The innovative ZRTP Voice-over-IP encryption scheme invented by privacy guru Phil Zimmermann is to be used exclusively in the gateway products of only one company, UM Labs, the latter has announced.
UM Labs, founded by ex-Borderware man Peter Cox, who is also a long-time associate of Zimmermann, has been using ZRTP inside its SIP controller gateways since last November, but the new agreement makes the protocol a unique feature of UM's products. UM Labs has been using Zimmermann's client, Zfone, for three years.
The exact terms of the deal have not been made public, but it is understood that ZRTP will now feature as an option on its RC-2100, EC-4200 and SC-6600 family if SIP controllers for an indefinite period. The agreement does not affect ZRTP's use in non-gateway products, such as VoIP clients.
"By providing ZRTP across our entire product range, we are able to ensure that all remote VoIP connections are protected with high grade security. ZRTP means that we can provide encrypted VoIP connections to devices on mobile networks, as well to those on fixed line networks and on Wi-Fi connections," said UM Lab's Cox.

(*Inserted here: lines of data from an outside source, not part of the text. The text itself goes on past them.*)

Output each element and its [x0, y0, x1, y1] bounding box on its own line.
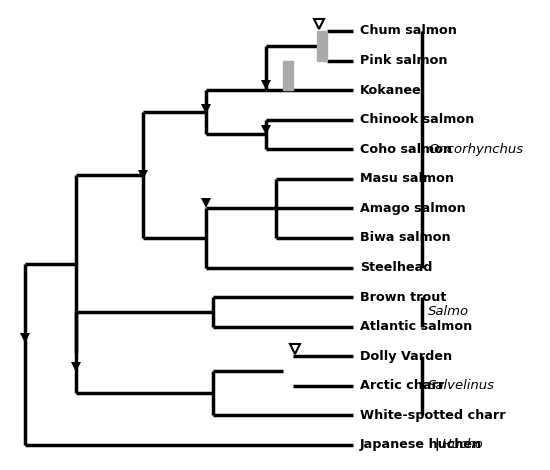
Text: Steelhead: Steelhead	[360, 261, 432, 274]
Text: Hucho: Hucho	[438, 439, 483, 452]
Text: Kokanee: Kokanee	[360, 84, 422, 97]
Text: Brown trout: Brown trout	[360, 290, 446, 304]
Text: Chinook salmon: Chinook salmon	[360, 113, 474, 126]
Text: Japanese huchen: Japanese huchen	[360, 439, 487, 452]
Bar	[317, 31, 327, 61]
Text: Arctic charr: Arctic charr	[360, 379, 444, 392]
Text: Chum salmon: Chum salmon	[360, 24, 456, 38]
Bar	[283, 61, 294, 90]
Text: Salvelinus: Salvelinus	[428, 379, 495, 392]
Text: Atlantic salmon: Atlantic salmon	[360, 320, 472, 333]
Text: Salmo: Salmo	[428, 306, 469, 318]
Text: |: |	[434, 439, 439, 452]
Text: Oncorhynchus: Oncorhynchus	[428, 143, 524, 156]
Text: Masu salmon: Masu salmon	[360, 172, 454, 185]
Text: White-spotted charr: White-spotted charr	[360, 409, 505, 422]
Text: Coho salmon: Coho salmon	[360, 143, 452, 156]
Text: Biwa salmon: Biwa salmon	[360, 231, 450, 244]
Text: Amago salmon: Amago salmon	[360, 202, 466, 215]
Text: Dolly Varden: Dolly Varden	[360, 350, 452, 363]
Text: Pink salmon: Pink salmon	[360, 54, 447, 67]
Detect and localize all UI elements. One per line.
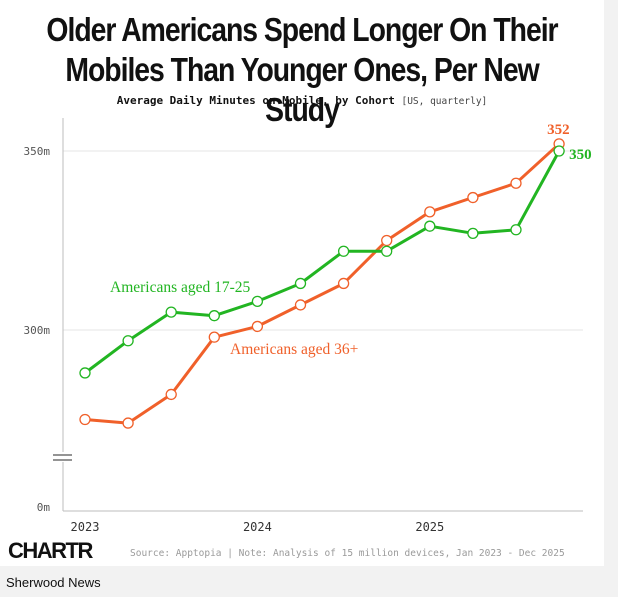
data-point-aged-36-plus-3 (208, 331, 220, 343)
chart-subtitle-note: [US, quarterly] (401, 96, 488, 107)
data-point-aged-36-plus-10 (510, 177, 522, 189)
chart-title-line2: Mobiles Than Younger Ones, Per New Study (65, 51, 539, 128)
chart-title-line1: Older Americans Spend Longer On Their (46, 11, 558, 48)
y-tick-label-350m: 350m (24, 145, 51, 158)
line-chart: 0m 300m 350m 2023 2024 2025 Americans aged 36+… (24, 118, 592, 534)
series-label-aged-36-plus: Americans aged 36+ (230, 341, 358, 358)
data-point-aged-36-plus-9 (467, 191, 479, 204)
data-point-aged-36-plus-7 (381, 234, 393, 247)
data-point-aged-17-25-2 (165, 306, 177, 318)
data-point-aged-36-plus-0 (79, 413, 91, 426)
x-tick-label-2023: 2023 (71, 520, 100, 534)
series-line-aged-36-plus (83, 142, 561, 425)
data-point-aged-36-plus-1 (122, 417, 134, 429)
series-line-aged-17-25 (83, 149, 561, 375)
source-note: Source: Apptopia | Note: Analysis of 15 … (130, 548, 565, 559)
y-tick-label-300m: 300m (24, 324, 51, 337)
sherwood-news-credit: Sherwood News (6, 575, 101, 590)
data-point-aged-17-25-7 (381, 245, 393, 257)
data-point-aged-17-25-11 (553, 145, 565, 157)
data-point-aged-17-25-6 (337, 245, 350, 257)
data-point-aged-36-plus-6 (337, 277, 350, 290)
chartr-logo: CHARTR (8, 538, 93, 563)
data-point-aged-17-25-8 (424, 220, 436, 232)
axis-break-mask (52, 452, 74, 462)
data-point-aged-17-25-9 (467, 227, 479, 239)
data-point-aged-17-25-10 (510, 224, 522, 236)
chart-subtitle-main: Average Daily Minutes on Mobile, by Coho… (116, 94, 395, 107)
y-tick-label-0m: 0m (37, 501, 51, 514)
x-tick-label-2024: 2024 (243, 520, 272, 534)
data-point-aged-17-25-3 (208, 310, 220, 322)
chart-card: Older Americans Spend Longer On Their Mob… (0, 0, 604, 566)
end-value-label-aged-36-plus: 352 (547, 122, 570, 138)
data-point-aged-17-25-5 (294, 277, 307, 290)
end-value-label-aged-17-25: 350 (569, 147, 592, 163)
data-point-aged-17-25-4 (251, 295, 264, 308)
data-point-aged-36-plus-4 (251, 320, 264, 333)
data-point-aged-17-25-1 (122, 335, 134, 347)
data-point-aged-36-plus-8 (424, 206, 436, 218)
data-point-aged-36-plus-2 (165, 388, 177, 401)
series-label-aged-17-25: Americans aged 17-25 (110, 279, 251, 296)
chart-subtitle: Average Daily Minutes on Mobile, by Coho… (0, 94, 604, 107)
x-tick-label-2025: 2025 (415, 520, 444, 534)
data-point-aged-17-25-0 (79, 367, 91, 379)
chart-title: Older Americans Spend Longer On Their Mob… (42, 10, 561, 130)
data-point-aged-36-plus-5 (294, 299, 307, 311)
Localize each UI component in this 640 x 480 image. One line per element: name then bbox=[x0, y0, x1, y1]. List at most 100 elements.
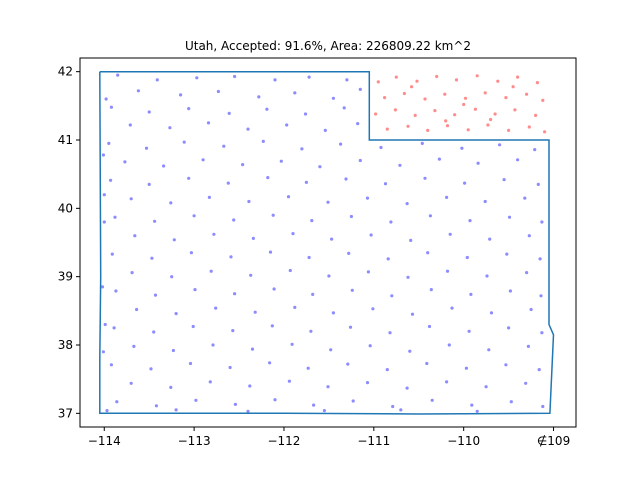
accepted-point bbox=[368, 344, 372, 348]
accepted-point bbox=[386, 257, 390, 261]
accepted-point bbox=[129, 381, 133, 385]
accepted-point bbox=[128, 123, 132, 127]
accepted-point bbox=[365, 196, 370, 200]
accepted-point bbox=[349, 214, 353, 219]
accepted-point bbox=[233, 74, 237, 79]
accepted-point bbox=[388, 331, 392, 335]
accepted-point bbox=[174, 312, 178, 316]
rejected-point bbox=[433, 109, 437, 113]
rejected-point bbox=[489, 117, 493, 122]
y-tick-label: 40 bbox=[58, 201, 73, 215]
accepted-point bbox=[345, 78, 349, 82]
accepted-point bbox=[233, 292, 237, 296]
y-axis: 37 38 39 40 41 42 bbox=[58, 65, 80, 420]
accepted-point bbox=[116, 73, 120, 77]
accepted-point bbox=[447, 343, 451, 347]
accepted-point bbox=[426, 251, 430, 255]
accepted-point bbox=[102, 193, 106, 197]
accepted-point bbox=[311, 292, 315, 296]
accepted-point bbox=[425, 361, 429, 366]
rejected-point bbox=[475, 74, 479, 78]
accepted-point bbox=[249, 273, 253, 277]
accepted-point bbox=[168, 126, 172, 130]
accepted-points bbox=[100, 73, 545, 413]
accepted-point bbox=[193, 288, 197, 292]
accepted-point bbox=[389, 220, 393, 224]
rejected-point bbox=[406, 124, 410, 128]
accepted-point bbox=[191, 324, 195, 329]
accepted-point bbox=[430, 398, 434, 402]
rejected-point bbox=[535, 81, 540, 85]
accepted-point bbox=[326, 200, 330, 204]
rejected-point bbox=[445, 124, 450, 128]
rejected-point bbox=[374, 112, 378, 116]
rejected-point bbox=[541, 98, 545, 102]
accepted-point bbox=[293, 305, 297, 309]
accepted-point bbox=[232, 218, 236, 222]
accepted-point bbox=[470, 403, 474, 407]
accepted-point bbox=[429, 288, 433, 292]
accepted-point bbox=[507, 326, 511, 330]
accepted-point bbox=[268, 250, 273, 254]
y-tick-label: 42 bbox=[58, 65, 73, 79]
accepted-point bbox=[427, 324, 432, 329]
accepted-point bbox=[460, 146, 464, 150]
plot-area bbox=[99, 70, 555, 415]
accepted-point bbox=[448, 232, 452, 236]
accepted-point bbox=[405, 386, 409, 390]
accepted-point bbox=[327, 274, 331, 278]
y-tick-label: 38 bbox=[58, 338, 73, 352]
chart-title: Utah, Accepted: 91.6%, Area: 226809.22 k… bbox=[185, 39, 471, 53]
accepted-point bbox=[509, 400, 513, 404]
accepted-point bbox=[538, 257, 542, 261]
accepted-point bbox=[150, 256, 154, 260]
accepted-point bbox=[279, 159, 283, 163]
accepted-point bbox=[271, 213, 275, 217]
rejected-point bbox=[496, 79, 500, 83]
accepted-point bbox=[207, 195, 211, 199]
x-tick-label: −110 bbox=[447, 434, 480, 448]
accepted-point bbox=[437, 157, 441, 161]
accepted-point bbox=[465, 255, 469, 260]
accepted-point bbox=[103, 322, 107, 327]
accepted-point bbox=[253, 310, 257, 314]
accepted-point bbox=[208, 380, 212, 384]
accepted-point bbox=[312, 403, 316, 407]
accepted-point bbox=[153, 219, 157, 223]
accepted-point bbox=[214, 306, 218, 310]
rejected-point bbox=[423, 97, 427, 101]
accepted-point bbox=[288, 268, 292, 273]
rejected-point bbox=[402, 91, 406, 96]
accepted-point bbox=[483, 199, 487, 204]
accepted-point bbox=[113, 215, 117, 219]
accepted-point bbox=[129, 197, 133, 201]
accepted-point bbox=[310, 219, 314, 223]
accepted-point bbox=[463, 181, 467, 185]
rejected-point bbox=[466, 128, 470, 132]
accepted-point bbox=[144, 146, 149, 150]
accepted-point bbox=[206, 121, 211, 125]
accepted-point bbox=[187, 107, 191, 111]
accepted-point bbox=[231, 329, 235, 333]
accepted-point bbox=[330, 237, 334, 241]
accepted-point bbox=[445, 195, 449, 199]
accepted-point bbox=[524, 381, 528, 385]
accepted-point bbox=[233, 402, 237, 406]
rejected-point bbox=[376, 80, 380, 84]
accepted-point bbox=[508, 289, 512, 293]
accepted-point bbox=[104, 97, 108, 101]
rejected-point bbox=[444, 119, 448, 123]
accepted-point bbox=[358, 87, 362, 91]
rejected-point bbox=[383, 96, 387, 100]
accepted-point bbox=[154, 404, 158, 408]
accepted-point bbox=[539, 294, 543, 298]
accepted-point bbox=[250, 347, 255, 351]
accepted-point bbox=[541, 404, 545, 409]
accepted-point bbox=[356, 122, 360, 126]
accepted-point bbox=[105, 409, 109, 413]
rejected-point bbox=[525, 92, 529, 96]
accepted-point bbox=[326, 385, 330, 389]
accepted-point bbox=[351, 399, 355, 403]
accepted-point bbox=[540, 220, 544, 224]
accepted-point bbox=[109, 363, 113, 367]
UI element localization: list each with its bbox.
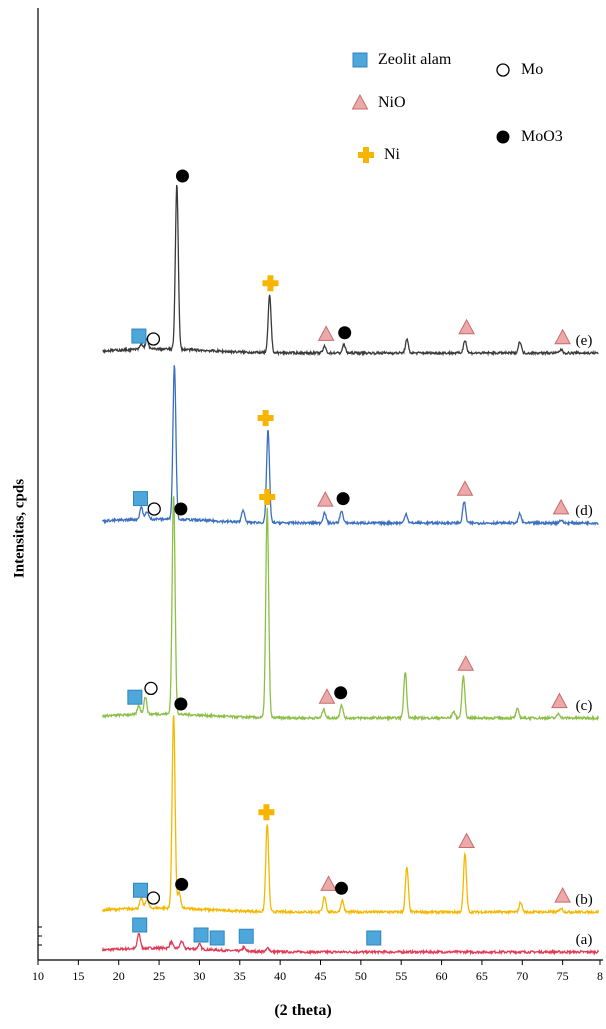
zeolite-square-icon <box>238 928 254 944</box>
y-axis-label: Intensitas, cpds <box>11 478 28 579</box>
legend-label: Mo <box>521 61 544 78</box>
zeolite-square-icon <box>132 917 148 933</box>
zeolite-square-icon <box>133 491 149 507</box>
x-tick-label: 50 <box>355 969 367 983</box>
nio-triangle-icon <box>320 875 337 891</box>
legend-marker <box>351 93 369 110</box>
x-tick-label: 8 <box>597 969 603 983</box>
moo3-filled-circle-icon <box>338 326 352 340</box>
tick-layer: 10 15 20 25 30 35 40 45 50 55 60 65 70 75 8 <box>32 960 603 983</box>
series-line <box>102 365 599 527</box>
legend-marker <box>496 63 510 77</box>
moo3-filled-circle-icon <box>334 881 348 895</box>
x-tick-label: 60 <box>436 969 448 983</box>
zeolite-square-icon <box>133 882 149 898</box>
nio-triangle-icon <box>551 692 568 709</box>
legend-item: Mo <box>493 60 543 80</box>
ni-cross-icon <box>258 804 275 821</box>
nio-triangle-icon <box>457 655 475 671</box>
series-label: (e) <box>576 333 593 349</box>
x-tick-label: 15 <box>72 969 84 983</box>
legend-item: NiO <box>350 93 406 113</box>
x-tick-label: 10 <box>32 969 44 983</box>
x-tick-label: 30 <box>193 969 205 983</box>
series-line <box>101 496 600 722</box>
nio-triangle-icon <box>456 480 474 496</box>
ni-cross-icon <box>257 410 274 426</box>
ni-cross-icon <box>259 489 276 505</box>
moo3-filled-circle-icon <box>174 502 188 516</box>
zeolite-square-icon <box>193 927 209 943</box>
nio-triangle-icon <box>351 93 369 110</box>
axes <box>37 8 603 961</box>
x-tick-label: 65 <box>476 969 488 983</box>
zeolite-square-icon <box>352 52 368 68</box>
nio-triangle-icon <box>317 491 334 507</box>
nio-triangle-icon <box>458 318 475 335</box>
moo3-filled-circle-icon <box>334 686 348 700</box>
zeolite-square-icon <box>366 930 382 946</box>
moo3-filled-circle-icon <box>175 877 189 891</box>
nio-triangle-icon <box>318 688 336 704</box>
series-label: (b) <box>575 892 593 908</box>
x-tick-label: 35 <box>234 969 246 983</box>
series-line <box>101 932 600 956</box>
nio-triangle-icon <box>554 887 571 903</box>
x-tick-label: 25 <box>153 969 165 983</box>
mo-open-circle-icon <box>147 502 161 516</box>
legend-label: MoO3 <box>521 128 563 145</box>
x-tick-label: 75 <box>557 969 569 983</box>
legend-marker <box>352 52 368 68</box>
legend-marker <box>496 130 510 144</box>
zeolite-square-icon <box>209 930 225 946</box>
legend-label: Zeolit alam <box>378 51 452 68</box>
moo3-filled-circle-icon <box>174 697 188 711</box>
mo-open-circle-icon <box>146 332 161 346</box>
series-layer <box>101 184 600 956</box>
zeolite-square-icon <box>131 328 147 344</box>
series-line <box>101 715 600 916</box>
x-axis-label: (2 theta) <box>274 1002 332 1019</box>
series-label: (d) <box>575 503 593 519</box>
x-tick-label: 70 <box>516 969 528 983</box>
legend-label: Ni <box>384 146 400 163</box>
zeolite-square-icon <box>127 689 143 705</box>
legend-item: MoO3 <box>493 127 563 147</box>
ni-cross-icon <box>358 147 374 163</box>
moo3-filled-circle-icon <box>496 130 510 144</box>
nio-triangle-icon <box>552 498 570 515</box>
nio-triangle-icon <box>458 832 475 848</box>
series-line <box>102 184 599 357</box>
marker-layer: (a) (b) (c) (d) (e) <box>127 169 593 948</box>
mo-open-circle-icon <box>496 63 510 77</box>
mo-open-circle-icon <box>146 891 161 905</box>
legend-item: Zeolit alam <box>350 50 451 70</box>
x-tick-label: 55 <box>395 969 407 983</box>
series-label: (a) <box>576 932 593 948</box>
legend-item: Ni <box>356 145 400 165</box>
mo-open-circle-icon <box>144 681 158 696</box>
legend-marker <box>358 147 374 163</box>
nio-triangle-icon <box>317 325 335 341</box>
x-tick-label: 45 <box>315 969 327 983</box>
moo3-filled-circle-icon <box>336 492 350 506</box>
series-label: (c) <box>576 698 593 714</box>
x-tick-label: 40 <box>274 969 286 983</box>
x-tick-label: 20 <box>113 969 125 983</box>
legend-label: NiO <box>378 94 406 111</box>
nio-triangle-icon <box>554 328 571 345</box>
ni-cross-icon <box>262 275 279 292</box>
moo3-filled-circle-icon <box>175 169 189 183</box>
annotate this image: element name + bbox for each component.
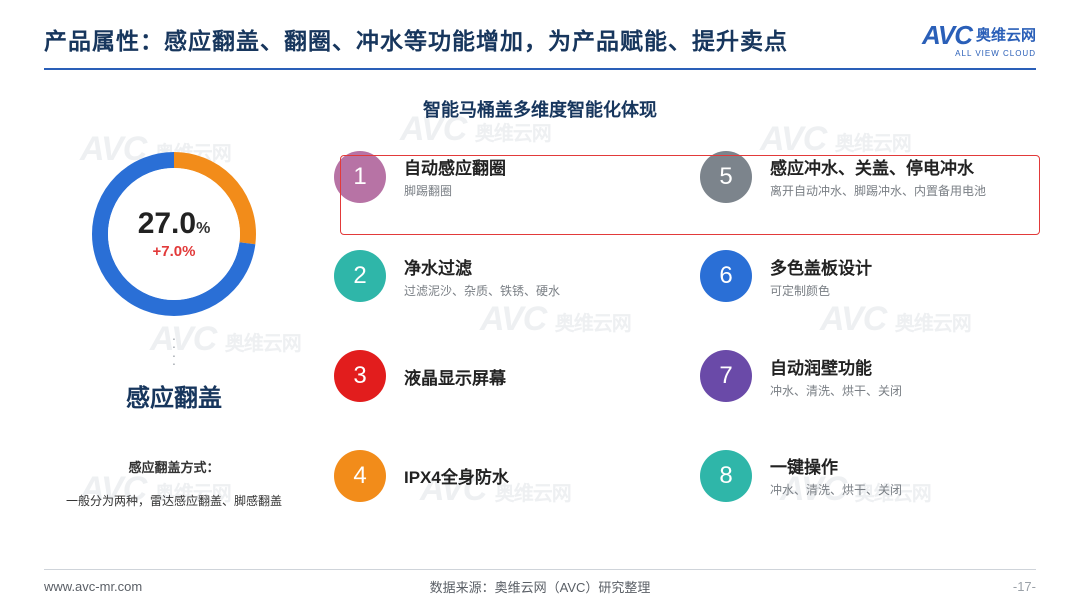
- feature-badge: 6: [700, 250, 752, 302]
- feature-badge: 3: [334, 350, 386, 402]
- connector-dots: ····: [172, 334, 177, 368]
- feature-item: 2 净水过滤过滤泥沙、杂质、铁锈、硬水: [334, 244, 660, 310]
- feature-subtitle: 冲水、清洗、烘干、关闭: [770, 382, 902, 399]
- highlight-box: [340, 155, 1040, 235]
- footer: www.avc-mr.com 数据来源：奥维云网（AVC）研究整理 -17-: [0, 579, 1080, 594]
- donut-chart: 27.0% +7.0%: [84, 144, 264, 324]
- slide: AVC 奥维云网AVC 奥维云网AVC 奥维云网AVC 奥维云网AVC 奥维云网…: [0, 0, 1080, 608]
- logo-text-main: AVC: [922, 22, 972, 48]
- feature-item: 3 液晶显示屏幕: [334, 343, 660, 409]
- logo-text-cn: 奥维云网: [976, 28, 1036, 43]
- note-title: 感应翻盖方式：: [128, 457, 219, 476]
- feature-item: 8 一键操作冲水、清洗、烘干、关闭: [700, 443, 1026, 509]
- feature-badge: 8: [700, 450, 752, 502]
- feature-subtitle: 可定制颜色: [770, 282, 872, 299]
- footer-source: 数据来源：奥维云网（AVC）研究整理: [430, 577, 651, 596]
- feature-badge: 7: [700, 350, 752, 402]
- feature-item: 4 IPX4全身防水: [334, 443, 660, 509]
- feature-item: 6 多色盖板设计可定制颜色: [700, 244, 1026, 310]
- donut-label: 感应翻盖: [126, 378, 222, 413]
- feature-title: 多色盖板设计: [770, 254, 872, 279]
- feature-item: 7 自动润壁功能冲水、清洗、烘干、关闭: [700, 343, 1026, 409]
- feature-title: 自动润壁功能: [770, 354, 902, 379]
- donut-delta: +7.0%: [153, 243, 196, 260]
- logo: AVC 奥维云网 ALL VIEW CLOUD: [922, 22, 1036, 58]
- feature-badge: 2: [334, 250, 386, 302]
- header-rule: [44, 68, 1036, 70]
- subtitle: 智能马桶盖多维度智能化体现: [44, 96, 1036, 122]
- feature-title: IPX4全身防水: [404, 463, 509, 488]
- feature-title: 净水过滤: [404, 254, 560, 279]
- logo-text-sub: ALL VIEW CLOUD: [955, 50, 1036, 58]
- donut-value: 27.0: [138, 207, 196, 240]
- donut-unit: %: [196, 220, 210, 237]
- feature-subtitle: 冲水、清洗、烘干、关闭: [770, 481, 902, 498]
- footer-rule: [44, 569, 1036, 570]
- feature-subtitle: 过滤泥沙、杂质、铁锈、硬水: [404, 282, 560, 299]
- left-panel: 27.0% +7.0% ···· 感应翻盖 感应翻盖方式： 一般分为两种，雷达感…: [44, 144, 304, 509]
- footer-url: www.avc-mr.com: [44, 579, 142, 594]
- header: 产品属性：感应翻盖、翻圈、冲水等功能增加，为产品赋能、提升卖点 AVC 奥维云网…: [44, 22, 1036, 58]
- page-title: 产品属性：感应翻盖、翻圈、冲水等功能增加，为产品赋能、提升卖点: [44, 22, 788, 56]
- feature-title: 一键操作: [770, 453, 902, 478]
- feature-title: 液晶显示屏幕: [404, 364, 506, 389]
- feature-badge: 4: [334, 450, 386, 502]
- note-body: 一般分为两种，雷达感应翻盖、脚感翻盖: [66, 492, 282, 509]
- footer-page: -17-: [1013, 579, 1036, 594]
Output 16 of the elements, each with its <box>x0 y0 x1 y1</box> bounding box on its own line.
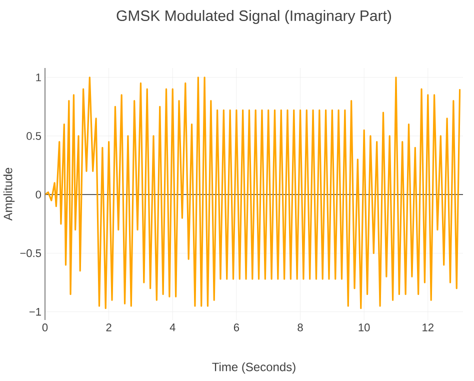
chart-title: GMSK Modulated Signal (Imaginary Part) <box>116 10 392 24</box>
y-tick-label: 0.5 <box>26 132 41 140</box>
y-tick-label: −1 <box>29 308 41 316</box>
x-tick-label: 0 <box>42 324 48 332</box>
y-tick-label: −0.5 <box>20 249 41 258</box>
y-axis-title: Amplitude <box>3 168 15 221</box>
x-tick-label: 4 <box>170 324 176 332</box>
x-tick-label: 8 <box>298 324 303 332</box>
x-axis-title: Time (Seconds) <box>212 362 296 374</box>
x-tick-label: 6 <box>234 324 240 332</box>
x-tick-label: 12 <box>422 324 434 332</box>
line-series <box>45 76 461 310</box>
y-tick-label: 0 <box>36 190 42 198</box>
y-tick-label: 1 <box>36 74 41 82</box>
x-tick-label: 10 <box>358 324 370 332</box>
x-tick-label: 2 <box>106 324 112 332</box>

According to Cox, the current market for voice encryption is in integrating vulnerable mobile phones into secured enterprise voice systems, to provide end-to-end encryption of voice calls. The problem with mobiles is that the native encryption only meets the most basic level of security and only relates to the radio part of a call. More businesses and government institutions now see this as a security vulnerability.
Making matters worse, even end-to-end encryption is theoretically vulnerable because the network handles the key distribution. UM Labs gateways are designed to secure that last chink in the security armour.
"The partnership with UM Labs extends the reach of ZRTP and enables ZRTP users to communicate securely with users linked to any commercial VoIP system. This effectively brings the major PBX vendors, including Avaya, Cisco, Nortel and many others into the ZRTP community," commented Zimmermann himself.
The news will offer Phil Zimmermann some certainty after a development cycle that has seen him paying out of his own pocket for a team of East European developers to b ring his idea to fruition. The product is gaining traction only slowly in terms of being integrated with VoIP clients, a reflection of the slow uptake of voice encryption generally.
Longer-term, the key to ZRTP's long-term success will depend on its adoption on the handset software which sits at the client end of any encrypted call, and not only on its success at finding its way on to the network-level gateways, something that Cox accepts. However, UM's gateways are really about using ZRTP to gain that small but increasingly important layer of key security which he claims rival system don't offer.